30 août 2009
Les filles et moi avons décidé hier de nous réveiller tôt afin de pouvoir organiser la suite de notre voyage. Nous appelons la compagnie des ferries qui nous annonce qu’il n’y a toujours aucun bateau prévu dans les prochains jours. Bon alors, que faisons-nous ? Nous hésitons entre payer l’hydravion, ce qui revient cher et peu pratique vu qu’il nous dépose tout au nord de l’île, à plusieurs heures de la ville d’où commence mon excursion, et un voyage en ferry en Alaska, ce qui reviendrait à annuler totalement les îles de la reine Charlotte. Les deux solutions sont faisables mais demandent un peu d’organisation.

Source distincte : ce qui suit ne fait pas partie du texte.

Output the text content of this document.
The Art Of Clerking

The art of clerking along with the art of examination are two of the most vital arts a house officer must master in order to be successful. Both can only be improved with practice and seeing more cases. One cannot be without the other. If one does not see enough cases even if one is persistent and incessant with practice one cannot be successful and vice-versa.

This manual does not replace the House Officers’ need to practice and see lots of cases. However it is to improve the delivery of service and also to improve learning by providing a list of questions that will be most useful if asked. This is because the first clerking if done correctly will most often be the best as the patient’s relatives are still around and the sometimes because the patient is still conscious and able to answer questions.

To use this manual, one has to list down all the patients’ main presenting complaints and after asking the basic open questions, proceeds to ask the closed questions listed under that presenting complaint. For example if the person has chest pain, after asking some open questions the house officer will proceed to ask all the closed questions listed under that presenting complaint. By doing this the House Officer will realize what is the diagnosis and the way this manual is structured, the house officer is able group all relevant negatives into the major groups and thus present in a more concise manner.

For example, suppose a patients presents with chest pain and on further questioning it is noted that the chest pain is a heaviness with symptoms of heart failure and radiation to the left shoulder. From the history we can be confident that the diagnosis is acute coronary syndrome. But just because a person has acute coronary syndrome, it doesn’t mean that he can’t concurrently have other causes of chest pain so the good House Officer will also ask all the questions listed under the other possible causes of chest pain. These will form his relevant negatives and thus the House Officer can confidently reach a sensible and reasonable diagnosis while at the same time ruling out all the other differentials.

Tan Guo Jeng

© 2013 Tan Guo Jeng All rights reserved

Nous passons la matinée à tergiverser ensemble afin de trouver la meilleure option. Un ferry pour l’Alaska part ce soir, mais l’office du tourisme nous apprend qu’il n’existe pas d’avion pour revenir sur Prince Rupert après, ce qui ne m’arrange pas. Je dois être le 5 septembre ici pour prendre le ferry à travers le passage intérieur jusqu’à l’île Victoria où m’attend une excursion d’une semaine pour voir les baleines. Je n’aurai pas le temps de faire l’aller et retour en bateau en Alaska et être à temps pour mes baleines. On nous apprend aussi qu’il n’y a pas de bus entre le nord de l’île de la Reine Charlotte et le sud, ce qui nous obligerait à louer une voiture ou à faire du stop si on y va en hydravion. De plus, rien ne nous dit qu’il y aura un bateau pour le retour 4 jours après ! Ca serait idiot d’être coincée sur l’île… Bref, rien n’est simple. Et en plus, il pleut ce matin, ce qui achève notre moral !

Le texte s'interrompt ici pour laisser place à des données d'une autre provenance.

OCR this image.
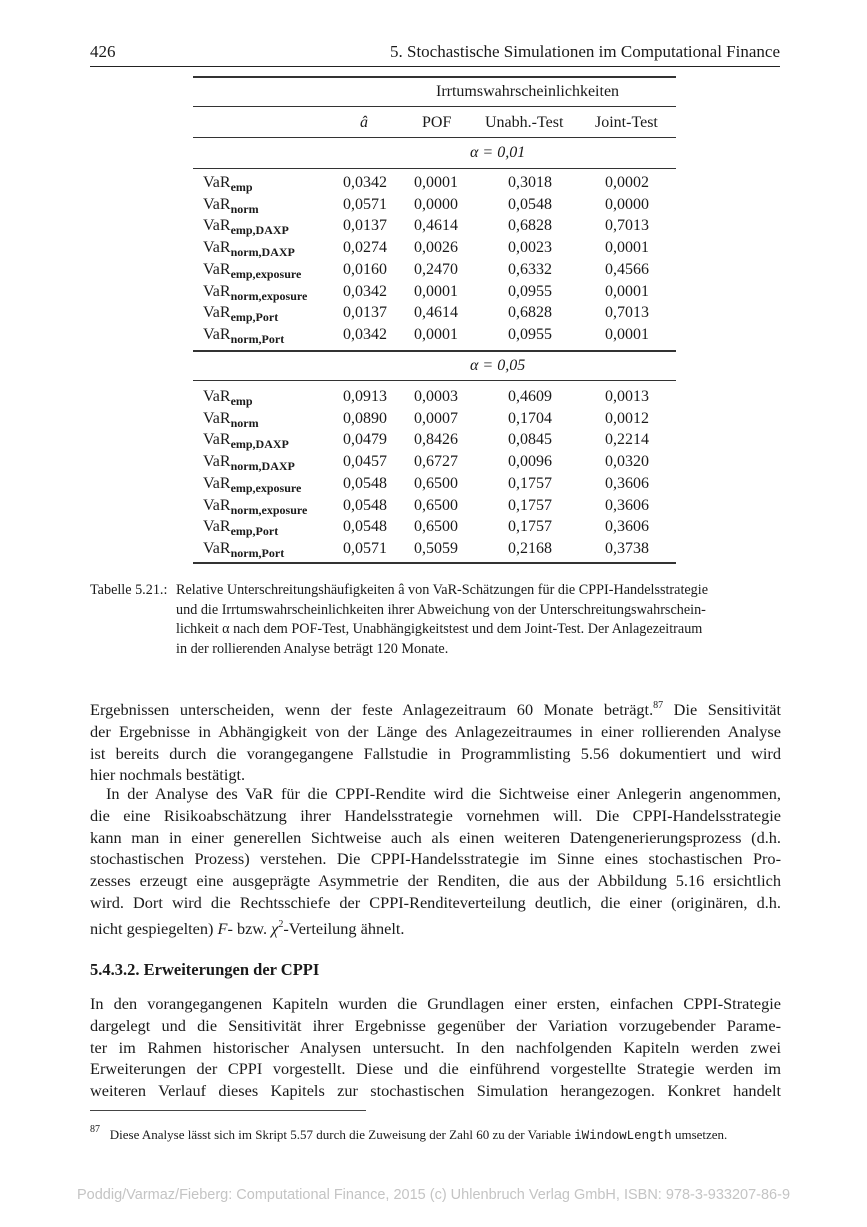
426	5. Stochastische Simulationen im Computational Finance
Irrtumswahrscheinlichkeiten
â	POF Unabh.-Test Joint-Test
α = 0,01
VaR$_{emp}$	0,0342 0,0001	0,3018	0,0002
VaR$_{norm}$	0,0571 0,0000	0,0548	0,0000
VaR$_{emp,DAXP}$	0,0137 0,4614	0,6828	0,7013
VaR$_{norm,DAXP}$	0,0274 0,0026	0,0023	0,0001
VaR$_{emp,exposure}$	0,0160 0,2470	0,6332	0,4566
VaR$_{norm,exposure}$ 0,0342 0,0001	0,0955	0,0001
VaR$_{emp,Port}$	0,0137 0,4614	0,6828	0,7013
VaR$_{norm,Port}$	0,0342 0,0001	0,0955	0,0001
α = 0,05
VaR$_{emp}$	0,0913 0,0003	0,4609	0,0013
VaR$_{norm}$	0,0890 0,0007	0,1704	0,0012
VaR$_{emp,DAXP}$	0,0479 0,8426	0,0845	0,2214
VaR$_{norm,DAXP}$	0,0457 0,6727	0,0096	0,0320
VaR$_{emp,exposure}$	0,0548 0,6500	0,1757	0,3606
VaR$_{norm,exposure}$ 0,0548 0,6500	0,1757	0,3606
VaR$_{emp,Port}$	0,0548 0,6500	0,1757	0,3606
VaR$_{norm,Port}$	0,0571 0,5059	0,2168	0,3738
Tabelle 5.21.: Relative Unterschreitungshäufigkeiten â von VaR-Schätzungen für die CPPI-Handelsstrategie
und die Irrtumswahrscheinlichkeiten ihrer Abweichung von der Unterschreitungswahrschein-
lichkeit α nach dem POF-Test, Unabhängigkeitstest und dem Joint-Test. Der Anlagezeitraum
in der rollierenden Analyse beträgt 120 Monate.
Ergebnissen unterscheiden, wenn der feste Anlagezeitraum 60 Monate beträgt.$^{87}$ Die Sensitivität
der Ergebnisse in Abhängigkeit von der Länge des Anlagezeitraumes in einer rollierenden Analyse
ist bereits durch die vorangegangene Fallstudie in Programmlisting 5.56 dokumentiert und wird
hier nochmals bestätigt.
In der Analyse des VaR für die CPPI-Rendite wird die Sichtweise einer Anlegerin angenommen,
die eine Risikoabschätzung ihrer Handelsstrategie vornehmen will. Die CPPI-Handelsstrategie
kann man in einer generellen Sichtweise auch als einen weiteren Datengenerierungsprozess (d.h.
stochastischen Prozess) verstehen. Die CPPI-Handelsstrategie im Sinne eines stochastischen Pro-
zesses erzeugt eine ausgeprägte Asymmetrie der Renditen, die aus der Abbildung 5.16 ersichtlich
wird. Dort wird die Rechtsschiefe der CPPI-Renditeverteilung deutlich, die einer (originären, d.h.
nicht gespiegelten) F- bzw. $\chi^2$-Verteilung ähnelt.
5.4.3.2. Erweiterungen der CPPI
In den vorangegangenen Kapiteln wurden die Grundlagen einer ersten, einfachen CPPI-Strategie
dargelegt und die Sensitivität ihrer Ergebnisse gegenüber der Variation vorzugebender Parame-
ter im Rahmen historischer Analysen untersucht. In den nachfolgenden Kapiteln werden zwei
Erweiterungen der CPPI vorgestellt. Diese und die einführend vorgestellte Strategie werden im
weiteren Verlauf dieses Kapitels zur stochastischen Simulation herangezogen. Konkret handelt
$^{87}$ Diese Analyse lässt sich im Skript 5.57 durch die Zuweisung der Zahl 60 zu der Variable iWindowLength umsetzen.
Poddig/Varmaz/Fieberg: Computational Finance, 2015 (c) Uhlenbruch Verlag GmbH, ISBN: 978-3-933207-86-9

Nous décidons de partir voir l’agence des ferries pour voir directement avec eux comment ils peuvent nous sortir de cette situation inextricable. Nous voilà parties toutes les trois, à pied, parcourant durant une heure la distance qui nous sépare de l’embarcadère. Arrivées sur place, nous apprenons que le ferry est à priori réparé et qu’il y a de bonnes chances qu’il parte demain matin à 9h. De plus, ils nous paient l’hôtel pour cette nuit ainsi que les repas. Ah, voilà enfin de bonnes nouvelles ! Le seul hic, c’est que nous avons déjà payé l’hôtel pour cette nuit. Espérons qu’ils accepteront de nous rembourser !

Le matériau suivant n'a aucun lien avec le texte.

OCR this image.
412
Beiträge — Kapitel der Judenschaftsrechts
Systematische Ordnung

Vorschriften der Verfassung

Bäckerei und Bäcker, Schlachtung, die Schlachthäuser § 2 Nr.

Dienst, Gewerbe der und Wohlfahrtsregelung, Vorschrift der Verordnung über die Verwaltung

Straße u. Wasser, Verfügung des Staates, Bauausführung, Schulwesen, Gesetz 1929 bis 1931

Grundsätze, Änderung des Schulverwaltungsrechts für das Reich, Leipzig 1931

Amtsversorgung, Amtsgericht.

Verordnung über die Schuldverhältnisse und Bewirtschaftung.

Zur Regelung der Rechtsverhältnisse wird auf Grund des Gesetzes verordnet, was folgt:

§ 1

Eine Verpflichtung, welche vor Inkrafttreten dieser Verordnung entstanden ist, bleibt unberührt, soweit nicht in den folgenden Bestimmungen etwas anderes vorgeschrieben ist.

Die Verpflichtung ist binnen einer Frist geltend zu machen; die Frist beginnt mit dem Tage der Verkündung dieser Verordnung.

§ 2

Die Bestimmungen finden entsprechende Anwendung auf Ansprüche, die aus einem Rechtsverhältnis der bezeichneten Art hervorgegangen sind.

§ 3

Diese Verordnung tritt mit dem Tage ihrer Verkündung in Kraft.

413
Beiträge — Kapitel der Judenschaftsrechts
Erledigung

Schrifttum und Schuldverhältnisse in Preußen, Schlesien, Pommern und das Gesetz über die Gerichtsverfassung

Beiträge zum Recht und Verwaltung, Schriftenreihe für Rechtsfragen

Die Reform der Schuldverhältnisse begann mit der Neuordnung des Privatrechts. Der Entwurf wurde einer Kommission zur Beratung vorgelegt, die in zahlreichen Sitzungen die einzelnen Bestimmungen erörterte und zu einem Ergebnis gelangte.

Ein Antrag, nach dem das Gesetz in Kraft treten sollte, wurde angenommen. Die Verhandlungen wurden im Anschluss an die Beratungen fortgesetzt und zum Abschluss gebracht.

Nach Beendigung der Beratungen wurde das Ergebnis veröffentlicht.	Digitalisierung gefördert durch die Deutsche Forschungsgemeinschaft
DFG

Nous nous rendons à l’hôtel offert gracieusement pour prendre les chambres et profiter du dîner gratuit. Bernadette et moi dormons dans la même chambre, tandis que Sylvie aura la sienne. Les chambres sont superbes, rien à voir avec une auberge de jeunesse ! Affamées, nous nous rendons au restaurant mais les serveuses sont débordées par tous ces clients inattendus et nous poireautons plus d’une heure, juste pour passer la commande ! Agacées, nous demandons finalement de mettre nos repas dans des boîtes et nous mangerons en vitesse, vu que l’autre hôtel attend que nous débarrassions nos affaires des chambres. Bernadette et moi partons faire du stop pour arriver rapidement à l’auberge et libérer la chambre. Gentiment, bien qu’un peu excédée, la gérante nous rembourse la nuit pré-payée. Sylvie nous rejoint peu après avec les boîtes à lunch. Youpi ! Nous dévorons notre fish and chips vers les 2h de l’après-midi puis nous pouvons enfin souffler un peu. Cette matinée nous a crevées !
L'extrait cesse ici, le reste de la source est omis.